Binance, Coinbase, Kraken, and Crypto.com have restricted or removed USDT trading in the EU under MiCA rules. Tether’s $175 billion USDT is being phased out from regulated European exchanges.
- Binance, Coinbase, Kraken, and Crypto.com have restricted or removed USDT trading in the EU under MiCA rules.
- Tether’s $175 billion USDT is being phased out from regulated European exchanges.
- Circle’s USDC and EURC have emerged as the leading MiCA-compliant stablecoins.
- Only 14 MiCA-authorized firms can operate crypto trading platforms across the EEA.
Europe’s crypto market is entering a major transition phase as regulated exchanges move away from Tether’s USDT, the world’s largest stablecoin, ahead of the European Union’s Markets in Crypto-Assets (MiCA) compliance deadline.

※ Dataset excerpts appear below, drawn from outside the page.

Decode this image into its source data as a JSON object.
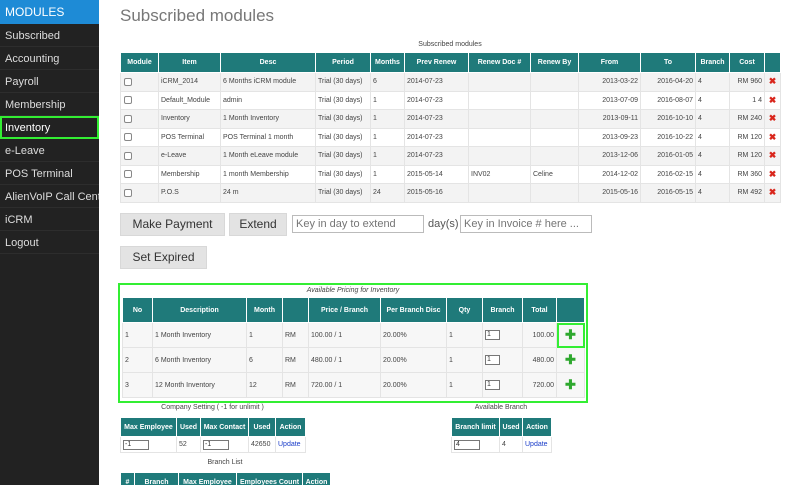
{
  "sidebar": {
    "header": "MODULES",
    "items": [
      "Subscribed",
      "Accounting",
      "Payroll",
      "Membership",
      "Inventory",
      "e-Leave",
      "POS Terminal",
      "AlienVoIP Call Center Ch",
      "iCRM",
      "Logout"
    ]
  },
  "page": {
    "title": "Subscribed modules"
  },
  "subscribed": {
    "caption": "Subscribed modules",
    "headers": [
      "Module",
      "Item",
      "Desc",
      "Period",
      "Months",
      "Prev Renew",
      "Renew Doc #",
      "Renew By",
      "From",
      "To",
      "Branch",
      "Cost",
      ""
    ],
    "rows": [
      [
        "",
        "iCRM_2014",
        "6 Months iCRM module",
        "Trial (30 days)",
        "6",
        "2014-07-23",
        "",
        "",
        "2013-03-22",
        "2016-04-20",
        "4",
        "RM 960"
      ],
      [
        "",
        "Default_Module",
        "admin",
        "Trial (30 days)",
        "1",
        "2014-07-23",
        "",
        "",
        "2013-07-09",
        "2016-08-07",
        "4",
        "1 4"
      ],
      [
        "",
        "Inventory",
        "1 Month Inventory",
        "Trial (30 days)",
        "1",
        "2014-07-23",
        "",
        "",
        "2013-09-11",
        "2016-10-10",
        "4",
        "RM 240"
      ],
      [
        "",
        "POS Terminal",
        "POS Terminal 1 month",
        "Trial (30 days)",
        "1",
        "2014-07-23",
        "",
        "",
        "2013-09-23",
        "2016-10-22",
        "4",
        "RM 120"
      ],
      [
        "",
        "e-Leave",
        "1 Month eLeave module",
        "Trial (30 days)",
        "1",
        "2014-07-23",
        "",
        "",
        "2013-12-06",
        "2016-01-05",
        "4",
        "RM 120"
      ],
      [
        "",
        "Membership",
        "1 month Membership",
        "Trial (30 days)",
        "1",
        "2015-05-14",
        "INV02",
        "Celine",
        "2014-12-02",
        "2016-02-15",
        "4",
        "RM 360"
      ],
      [
        "",
        "P.O.S",
        "24 m",
        "Trial (30 days)",
        "24",
        "2015-05-16",
        "",
        "",
        "2015-05-16",
        "2016-05-15",
        "4",
        "RM 492"
      ]
    ]
  },
  "actions": {
    "make_payment": "Make Payment",
    "extend": "Extend",
    "extend_placeholder": "Key in day to extend",
    "days_label": "day(s)",
    "invoice_placeholder": "Key in Invoice # here ...",
    "set_expired": "Set Expired"
  },
  "pricing": {
    "caption": "Available Pricing for Inventory",
    "headers": [
      "No",
      "Description",
      "Month",
      "",
      "Price / Branch",
      "Per Branch Disc",
      "Qty",
      "Branch",
      "Total",
      ""
    ],
    "rows": [
      [
        "1",
        "1 Month Inventory",
        "1",
        "RM",
        "100.00 / 1",
        "20.00%",
        "1",
        "1",
        "100.00"
      ],
      [
        "2",
        "6 Month Inventory",
        "6",
        "RM",
        "480.00 / 1",
        "20.00%",
        "1",
        "1",
        "480.00"
      ],
      [
        "3",
        "12 Month Inventory",
        "12",
        "RM",
        "720.00 / 1",
        "20.00%",
        "1",
        "1",
        "720.00"
      ]
    ]
  },
  "company": {
    "caption": "Company Setting ( -1 for unlimit )",
    "headers": [
      "Max Employee",
      "Used",
      "Max Contact",
      "Used",
      "Action"
    ],
    "row": [
      "-1",
      "52",
      "-1",
      "42650",
      "Update"
    ]
  },
  "branch": {
    "caption": "Available Branch",
    "headers": [
      "Branch limit",
      "Used",
      "Action"
    ],
    "row": [
      "4",
      "4",
      "Update"
    ]
  },
  "branch_list": {
    "caption": "Branch List",
    "headers": [
      "#",
      "Branch",
      "Max Employee",
      "Employees Count",
      "Action"
    ]
  },
  "colors": {
    "accent": "#1e8bd6",
    "table_header": "#1f7a7a",
    "highlight": "#33ee33",
    "delete": "#d9261c",
    "add": "#2ea82e"
  }
}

Several major exchanges, including Binance, Coinbase, Kraken, and Crypto.com, have already restricted or removed USDT trading for users in the European Economic Area (EEA). The changes come after Tether opted not to pursue authorization under MiCA, the EU’s landmark regulatory framework for digital assets.
Under MiCA, stablecoins pegged to a single fiat currency are classified as Electronic Money Tokens (EMTs) and must meet strict licensing and reserve requirements to remain available on regulated trading venues. Without authorization, exchanges operating under MiCA cannot continue offering USDT to EU customers.
The move marks a significant shift for the region’s crypto market. USDT remains the largest stablecoin globally, with a market capitalization of approximately $175 billion, and has long served as the primary source of liquidity across cryptocurrency trading pairs.
USDC Emerges as the Leading MiCA-Compliant Alternative
As USDT exits regulated European platforms, Circle’s USDC has emerged as the leading compliant alternative. USDC has secured MiCA approval and remains available on licensed exchanges throughout the EU. Circle’s euro-backed stablecoin, EURC, has also gained regulatory approval under the framework.
MiCA’s transition period ends on July 1, 2026, requiring crypto firms to obtain authorization or stop serving EU customers. Only about 194 firms had secured approval by May 2026, while many providers face compliance challenges, account migrations, and potential enforcement action from regulators.
The stablecoin transition is taking place alongside a broader restructuring of the European crypto industry. On July 1, 2026, MiCA’s transitional period ends, requiring crypto firms serving EU customers to operate under a Crypto-Asset Service Provider (CASP) authorization or cease regulated operations.
MiCA Reshapes Europe’s Crypto Market Structure
According to the latest CASP register, 183 entities have obtained MiCA authorization across 20 EEA member states. However, only 14 hold authorization to operate crypto trading platforms, making it one of the most restrictive categories under the new framework.
The new rules are expected to accelerate industry consolidation as firms that fail to secure authorization face limited options, including obtaining a license, winding down operations, transferring clients to authorized providers, or merging with licensed entities.
For European crypto users, the immediate impact is clear: access to USDT on licensed exchanges is disappearing, while MiCA-compliant alternatives such as USDC and EURC are becoming the dominant stablecoins within the regulated market.
The shift represents one of the first major real-world tests of MiCA’s influence on digital asset markets, highlighting how regulatory compliance is beginning to reshape liquidity flows, exchange competition, and the future of stablecoins across Europe.